In partnership with the Helmholtz Zentrum München, the German firm Bicoll has developed a new class of HIV inhibitors based on fully synthetic derivatives of polyketide aurethin, a molecule that is found in Streptomyces bacteria. Although still in the early stages of development, these compounds — known by the acronym MAGIC (multiple antiviral gamma-pyrone inspired compounds) — have been found to be active against HIV-1 and HIV-2, including strains that are resistant to several HIV drugs.
“Natural products are a great source for inspiration,” said Maria Lamottke, chair of Bicoll’s Board of Directors. “With Bicoll’s expertise in medicinal chemistry as well as in natural products, we could help [in] bringing it from the idea to the state of a preclinical, potential pharmaceutical drug.”
It is estimated that about 1 percent of the people in the world are naturally immune to HIV. The reason is a genetic mutation on the gene that encodes CCR5, a protein on the surface of immune cells that the HIV virus uses to enter and infect them. People with this mutation are missing part of the CCR5 protein, making it impossible for HIV to bind to it.
Using gene editing, it would, in theory, be possible to edit our DNA and introduce this mutation to stop HIV. U.S.-based Sangamo Therapeutics tested this approach a decade ago by extracting T cells from patients, editing their genome to make them resistant to attack from HIV, and reinfusing them into the patients. However, the approach obtained mixed results; the patients had improved T cell counts but were not cured and experienced side effects from the treatment.

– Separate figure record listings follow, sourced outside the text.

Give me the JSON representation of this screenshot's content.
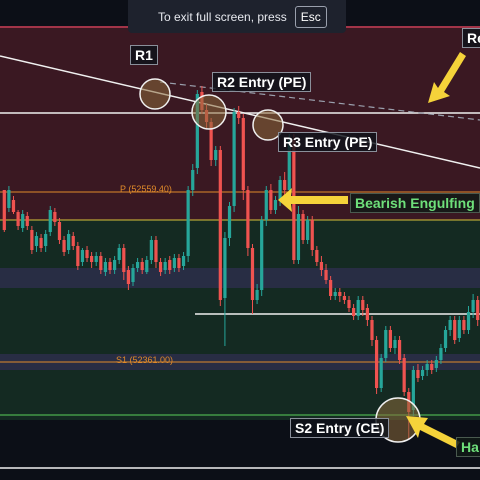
{
  "toast": {
    "text": "To exit full screen, press",
    "key": "Esc"
  },
  "annotations": {
    "r1": "R1",
    "r2": "R2 Entry (PE)",
    "r3": "R3 Entry (PE)",
    "s2": "S2 Entry (CE)",
    "engulf": "Bearish Engulfing",
    "re_fragment": "Re",
    "ha_fragment": "Ha"
  },
  "pivots": {
    "p": "P (52559.40)",
    "s1": "S1 (52361.00)"
  },
  "colors": {
    "up": "#26a69a",
    "down": "#ef5350",
    "resistance_zone": "#3a1822",
    "support_zone": "#142a22",
    "arrow": "#f5d33a"
  },
  "chart_data": {
    "type": "candlestick",
    "candles": [
      [
        230,
        190,
        192,
        232,
        "d"
      ],
      [
        208,
        190,
        186,
        212,
        "u"
      ],
      [
        200,
        212,
        196,
        214,
        "d"
      ],
      [
        212,
        226,
        210,
        230,
        "d"
      ],
      [
        228,
        214,
        210,
        232,
        "u"
      ],
      [
        216,
        226,
        212,
        230,
        "d"
      ],
      [
        230,
        250,
        226,
        254,
        "d"
      ],
      [
        246,
        236,
        232,
        252,
        "u"
      ],
      [
        238,
        248,
        234,
        252,
        "d"
      ],
      [
        246,
        234,
        230,
        252,
        "u"
      ],
      [
        232,
        210,
        206,
        236,
        "u"
      ],
      [
        212,
        222,
        208,
        226,
        "d"
      ],
      [
        222,
        240,
        218,
        244,
        "d"
      ],
      [
        240,
        252,
        236,
        256,
        "d"
      ],
      [
        250,
        234,
        230,
        254,
        "u"
      ],
      [
        236,
        246,
        232,
        250,
        "d"
      ],
      [
        246,
        266,
        242,
        270,
        "d"
      ],
      [
        262,
        250,
        248,
        266,
        "u"
      ],
      [
        250,
        258,
        246,
        262,
        "d"
      ],
      [
        256,
        262,
        252,
        268,
        "d"
      ],
      [
        262,
        256,
        252,
        266,
        "u"
      ],
      [
        256,
        270,
        252,
        274,
        "d"
      ],
      [
        272,
        262,
        258,
        276,
        "u"
      ],
      [
        262,
        270,
        258,
        274,
        "d"
      ],
      [
        270,
        260,
        256,
        274,
        "u"
      ],
      [
        260,
        248,
        244,
        264,
        "u"
      ],
      [
        248,
        272,
        244,
        280,
        "d"
      ],
      [
        270,
        284,
        266,
        290,
        "d"
      ],
      [
        282,
        268,
        264,
        286,
        "u"
      ],
      [
        268,
        262,
        258,
        272,
        "u"
      ],
      [
        262,
        270,
        258,
        274,
        "d"
      ],
      [
        272,
        260,
        256,
        274,
        "u"
      ],
      [
        260,
        240,
        236,
        264,
        "u"
      ],
      [
        240,
        262,
        236,
        268,
        "d"
      ],
      [
        262,
        272,
        258,
        276,
        "d"
      ],
      [
        270,
        262,
        258,
        274,
        "u"
      ],
      [
        260,
        270,
        256,
        274,
        "d"
      ],
      [
        268,
        258,
        254,
        272,
        "u"
      ],
      [
        258,
        268,
        254,
        272,
        "d"
      ],
      [
        266,
        256,
        252,
        270,
        "u"
      ],
      [
        256,
        190,
        186,
        262,
        "u"
      ],
      [
        190,
        170,
        164,
        196,
        "u"
      ],
      [
        168,
        94,
        90,
        174,
        "u"
      ],
      [
        92,
        110,
        86,
        114,
        "d"
      ],
      [
        110,
        122,
        104,
        128,
        "d"
      ],
      [
        122,
        160,
        118,
        166,
        "d"
      ],
      [
        160,
        150,
        146,
        166,
        "u"
      ],
      [
        150,
        300,
        146,
        306,
        "d"
      ],
      [
        298,
        238,
        232,
        346,
        "u"
      ],
      [
        238,
        206,
        202,
        246,
        "u"
      ],
      [
        206,
        112,
        108,
        212,
        "u"
      ],
      [
        112,
        118,
        106,
        124,
        "d"
      ],
      [
        118,
        190,
        114,
        200,
        "d"
      ],
      [
        190,
        248,
        186,
        256,
        "d"
      ],
      [
        248,
        300,
        244,
        314,
        "d"
      ],
      [
        300,
        290,
        284,
        304,
        "u"
      ],
      [
        290,
        220,
        216,
        296,
        "u"
      ],
      [
        220,
        190,
        186,
        226,
        "u"
      ],
      [
        190,
        210,
        184,
        214,
        "d"
      ],
      [
        210,
        200,
        196,
        214,
        "u"
      ],
      [
        200,
        180,
        176,
        206,
        "u"
      ],
      [
        180,
        190,
        172,
        196,
        "d"
      ],
      [
        190,
        140,
        134,
        196,
        "u"
      ],
      [
        140,
        260,
        134,
        264,
        "d"
      ],
      [
        260,
        214,
        206,
        264,
        "u"
      ],
      [
        214,
        240,
        210,
        244,
        "d"
      ],
      [
        240,
        220,
        216,
        244,
        "u"
      ],
      [
        220,
        250,
        216,
        256,
        "d"
      ],
      [
        250,
        262,
        246,
        266,
        "d"
      ],
      [
        262,
        270,
        256,
        276,
        "d"
      ],
      [
        270,
        280,
        264,
        284,
        "d"
      ],
      [
        280,
        296,
        276,
        300,
        "d"
      ],
      [
        296,
        292,
        288,
        300,
        "u"
      ],
      [
        292,
        296,
        288,
        302,
        "d"
      ],
      [
        296,
        300,
        292,
        304,
        "d"
      ],
      [
        300,
        308,
        296,
        312,
        "d"
      ],
      [
        308,
        316,
        304,
        320,
        "d"
      ],
      [
        316,
        300,
        296,
        320,
        "u"
      ],
      [
        300,
        310,
        296,
        316,
        "d"
      ],
      [
        308,
        320,
        304,
        326,
        "d"
      ],
      [
        320,
        340,
        316,
        346,
        "d"
      ],
      [
        340,
        388,
        336,
        394,
        "d"
      ],
      [
        388,
        358,
        354,
        392,
        "u"
      ],
      [
        358,
        330,
        326,
        362,
        "u"
      ],
      [
        330,
        348,
        326,
        352,
        "d"
      ],
      [
        348,
        340,
        336,
        354,
        "u"
      ],
      [
        340,
        360,
        336,
        364,
        "d"
      ],
      [
        358,
        392,
        354,
        396,
        "d"
      ],
      [
        392,
        412,
        388,
        440,
        "d"
      ],
      [
        410,
        370,
        366,
        416,
        "u"
      ],
      [
        370,
        378,
        364,
        382,
        "d"
      ],
      [
        376,
        370,
        366,
        380,
        "u"
      ],
      [
        370,
        364,
        360,
        376,
        "u"
      ],
      [
        364,
        370,
        360,
        374,
        "d"
      ],
      [
        368,
        360,
        356,
        372,
        "u"
      ],
      [
        360,
        348,
        344,
        364,
        "u"
      ],
      [
        348,
        330,
        326,
        352,
        "u"
      ],
      [
        330,
        320,
        316,
        336,
        "u"
      ],
      [
        320,
        340,
        316,
        344,
        "d"
      ],
      [
        338,
        320,
        316,
        342,
        "u"
      ],
      [
        320,
        330,
        316,
        334,
        "d"
      ],
      [
        330,
        312,
        306,
        334,
        "u"
      ],
      [
        312,
        300,
        294,
        318,
        "u"
      ],
      [
        300,
        320,
        296,
        326,
        "d"
      ]
    ]
  }
}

In 2019, a scientist in China revealed that CRISPR/Cas9 gene editing was used to create the world’s first gene-edited babies. These “CRISPR babies” carry the CCR5 mutation to protect them against HIV infection. However, scientists around the world have questioned the ethics of altering human DNA without fully understanding the possible consequences. Indeed, there were follow-up studies that suggested that people carrying these mutations might be at risk of catching certain infections and dying younger.
Will we have an HIV cure?
Although there are several approaches that could eventually bring a functional HIV cure, there are still multiple challenges ahead. One of the biggest concerns around any HIV treatment is the virus’ ability to quickly mutate and develop resistance, and for many of these new approaches there is still no data on whether the virus will be able to become resistant.
So far, none of these functional cures have reached late-stage clinical testing, and several companies have dropped their HIV programs over the past few years. In addition, many HIV trials had to be stopped during the COVID-19 pandemic, delaying the progress of the whole field for multiple months.

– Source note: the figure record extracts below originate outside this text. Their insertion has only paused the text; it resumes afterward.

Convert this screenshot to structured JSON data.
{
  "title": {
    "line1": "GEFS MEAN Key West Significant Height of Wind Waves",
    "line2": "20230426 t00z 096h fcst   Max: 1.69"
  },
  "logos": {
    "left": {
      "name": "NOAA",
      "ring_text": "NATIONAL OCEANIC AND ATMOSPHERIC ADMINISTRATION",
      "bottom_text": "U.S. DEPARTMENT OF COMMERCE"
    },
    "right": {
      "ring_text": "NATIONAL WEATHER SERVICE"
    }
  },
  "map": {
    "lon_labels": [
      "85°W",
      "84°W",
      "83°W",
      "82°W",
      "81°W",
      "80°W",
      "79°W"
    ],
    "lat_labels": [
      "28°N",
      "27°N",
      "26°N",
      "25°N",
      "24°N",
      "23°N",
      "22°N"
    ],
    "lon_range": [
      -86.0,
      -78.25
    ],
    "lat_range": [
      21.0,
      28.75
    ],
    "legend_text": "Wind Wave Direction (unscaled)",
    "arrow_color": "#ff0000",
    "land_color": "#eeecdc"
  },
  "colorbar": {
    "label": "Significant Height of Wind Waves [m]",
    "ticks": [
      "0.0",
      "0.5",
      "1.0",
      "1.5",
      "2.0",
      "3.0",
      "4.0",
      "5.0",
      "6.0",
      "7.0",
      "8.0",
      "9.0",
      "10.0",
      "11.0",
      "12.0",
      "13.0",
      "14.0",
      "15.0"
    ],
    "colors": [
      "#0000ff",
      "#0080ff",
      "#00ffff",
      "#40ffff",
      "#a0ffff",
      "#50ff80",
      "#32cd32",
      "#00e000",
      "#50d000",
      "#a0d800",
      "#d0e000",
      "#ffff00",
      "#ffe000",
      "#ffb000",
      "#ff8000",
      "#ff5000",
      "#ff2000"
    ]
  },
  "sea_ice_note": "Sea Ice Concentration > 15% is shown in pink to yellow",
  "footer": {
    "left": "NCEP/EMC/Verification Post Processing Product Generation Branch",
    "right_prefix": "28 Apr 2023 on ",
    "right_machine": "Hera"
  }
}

Until a functional cure gets through clinical trials, other approaches against HIV currently in development include preventive vaccines, which so far have proved elusive. In 2021, Johnson & Johnson pulled a phase 2b vaccine study that showed limited protection. However, the company is continuing to test this approach using a different vaccine regimen in a phase 3 trial running in the U.S. and Europe. The European AIDS Vaccine Initiative is also running several clinical trials testing vaccines that make the immune system produce protective antibodies against HIV.
Moderna, one of the early developers of messenger RNA (mRNA) vaccines against COVID-19, began two phase 2 trials in January 2022 testing an mRNA vaccine for HIV.
“The phenomenal Covid-19 vaccine progress will undoubtedly yield benefit for the development of other vaccines, in terms of new technologies and capacity to develop vaccines, but an HIV vaccine remains hugely challenging, not least because, unlike most infections for which there is a vaccine, a cure remains vanishingly rare,” said Laura Waters, chair of the British HIV Association.
Together, all these efforts are slowly increasing the range of options available to HIV-infected people while we wait for a functional cure that can make their symptoms go away without the need for medication.